Avec une moyenne régionale de 32 points, l’Afrique subsaharienne reste la zone la plus touchée par la corruption. Seuls quatre pays dépassent le seuil de 50 points, et aucun pays francophone ne figure parmi les mieux classés. Le Seychelles (66), le Cap-Vert (58), le Rwanda (58) et le Botswana (55) se distinguent, mais les écarts entre pays africains sont considérables.

Dans l’espace francophone, l’Afrique de l’Ouest affiche une moyenne de 34,2 points. Le Sénégal (45), le Bénin (40) et la Côte d’Ivoire (38) figurent parmi les meilleurs élèves, grâce notamment à des réformes administratives. À l’inverse, la Guinée (25) est pointée du doigt pour ses faiblesses institutionnelles et un espace civique restreint.

le Sahel, une région particulièrement vulnérable

Les pays francophones du Sahel enregistrent des scores encore plus préoccupants. Les tensions sécuritaires et politiques, couplées à des institutions fragilisées, favorisent la corruption. Le Burkina Faso (40) arrive en tête de cette sous-région, mais son score reste bien en dessous de la moyenne mondiale de 50 points. Le Niger (31), le Mali (28) et le Tchad (22) complètent ce classement peu enviable.

afrique centrale francophone : des scores en baisse

En Afrique centrale francophone, la moyenne régionale est en déclin, en partie à cause des conflits persistants, comme celui qui ravage l’est de la République démocratique du Congo (20). Dans ce pays, l’État peine à contrôler une partie du territoire, désormais sous influence de groupes armés. Le Burundi (17) affiche également un score très faible, tandis que le Rwanda (58) fait office d’exception avec un résultat bien supérieur à la moyenne régionale.

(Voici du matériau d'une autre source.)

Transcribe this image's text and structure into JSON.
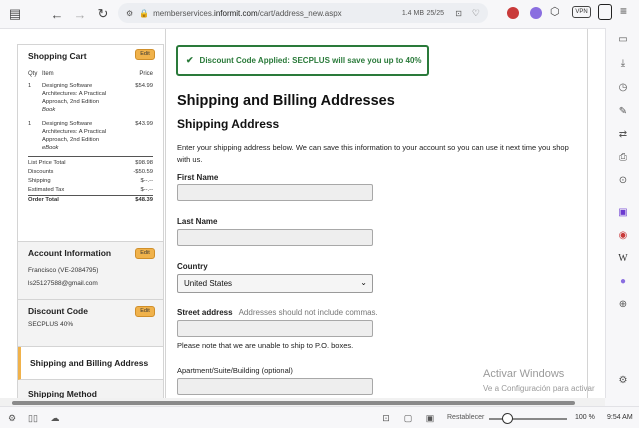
{
  "browser": {
    "url_prefix": "memberservices.",
    "url_host": "informit.com",
    "url_path": "/cart/address_new.aspx",
    "size": "1.4 MB",
    "tabs": "25/25",
    "vpn_label": "VPN"
  },
  "cart": {
    "title": "Shopping Cart",
    "edit_label": "Edit",
    "col_qty": "Qty",
    "col_item": "Item",
    "col_price": "Price",
    "items": [
      {
        "qty": "1",
        "title": "Designing Software Architectures: A Practical Approach, 2nd Edition",
        "format": "Book",
        "price": "$54.99"
      },
      {
        "qty": "1",
        "title": "Designing Software Architectures: A Practical Approach, 2nd Edition",
        "format": "eBook",
        "price": "$43.99"
      }
    ],
    "totals": {
      "list_price_label": "List Price Total",
      "list_price": "$98.98",
      "discounts_label": "Discounts",
      "discounts": "-$50.59",
      "shipping_label": "Shipping",
      "shipping": "$--.--",
      "tax_label": "Estimated Tax",
      "tax": "$--.--",
      "order_total_label": "Order Total",
      "order_total": "$48.39"
    }
  },
  "account": {
    "title": "Account Information",
    "edit_label": "Edit",
    "name": "Francisco (VE-2084795)",
    "email": "ls25127588@gmail.com"
  },
  "discount": {
    "title": "Discount Code",
    "edit_label": "Edit",
    "code": "SECPLUS 40%"
  },
  "steps": {
    "shipping_billing": "Shipping and Billing Address",
    "shipping_method": "Shipping Method"
  },
  "main": {
    "discount_message": "Discount Code Applied: SECPLUS will save you up to 40%",
    "page_title": "Shipping and Billing Addresses",
    "section_title": "Shipping Address",
    "intro": "Enter your shipping address below. We can save this information to your account so you can use it next time you shop with us.",
    "first_name_label": "First Name",
    "last_name_label": "Last Name",
    "country_label": "Country",
    "country_value": "United States",
    "street_label": "Street address",
    "street_hint": "Addresses should not include commas.",
    "po_note": "Please note that we are unable to ship to P.O. boxes.",
    "apt_label": "Apartment/Suite/Building (optional)"
  },
  "watermark": {
    "line1": "Activar Windows",
    "line2": "Ve a Configuración para activar"
  },
  "status": {
    "reset_label": "Restablecer",
    "zoom": "100 %",
    "zoom_level": 1.0,
    "time": "9:54 AM"
  },
  "colors": {
    "accent_orange": "#f0b24b",
    "success_green": "#2a7a3a"
  }
}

À noter : aucun pays francophone d’Afrique n’atteint les 70 points, seuil marquant le début de la zone d’intégrité élevée, selon les critères de Transparency International.

Pour illustrer cette réalité, une image symbolique montre des mains échangant une enveloppe, illustration forte des pratiques corrompues.

illustration de corruption avec une enveloppe

europe : des démocraties en recul

En comparaison, l’Allemagne (77 points) occupe la dixième place mondiale, devançant la France (66 points) de 27 rangs. François Valérian, président de Transparency International, souligne un paradoxe : « Les lois anti-corruption existent, tout comme les organismes dédiés. Pourtant, leur application reste insuffisante, faute d’indépendance et de moyens suffisants. »

Il dénonce un manque d’engagement de certains gouvernements, notamment dans les pays du Nord, qui estiment avoir déjà résolu le problème de la corruption et n’ont donc plus besoin d’agir.

renforcer l’indépendance de la justice pour lutter contre la corruption

Transparency International observe que les démocraties, généralement plus performantes en matière de lutte contre la corruption, voient leurs résultats se dégrader. Cette tendance touche non seulement les États-Unis, mais aussi plusieurs pays européens.

François Valérian insiste sur la nécessité d’un système judiciaire indépendant, à la fois des pouvoirs exécutifs et des intérêts privés. Il plaide pour un renforcement des effectifs et des ressources financières allouées à la justice, afin qu’elle puisse remplir pleinement son rôle.

L’Union européenne a récemment adopté sa première directive anti-corruption, visant à harmoniser les législations pénales des États membres. Cependant, les effets concrets de cette mesure prendront du temps à se manifester.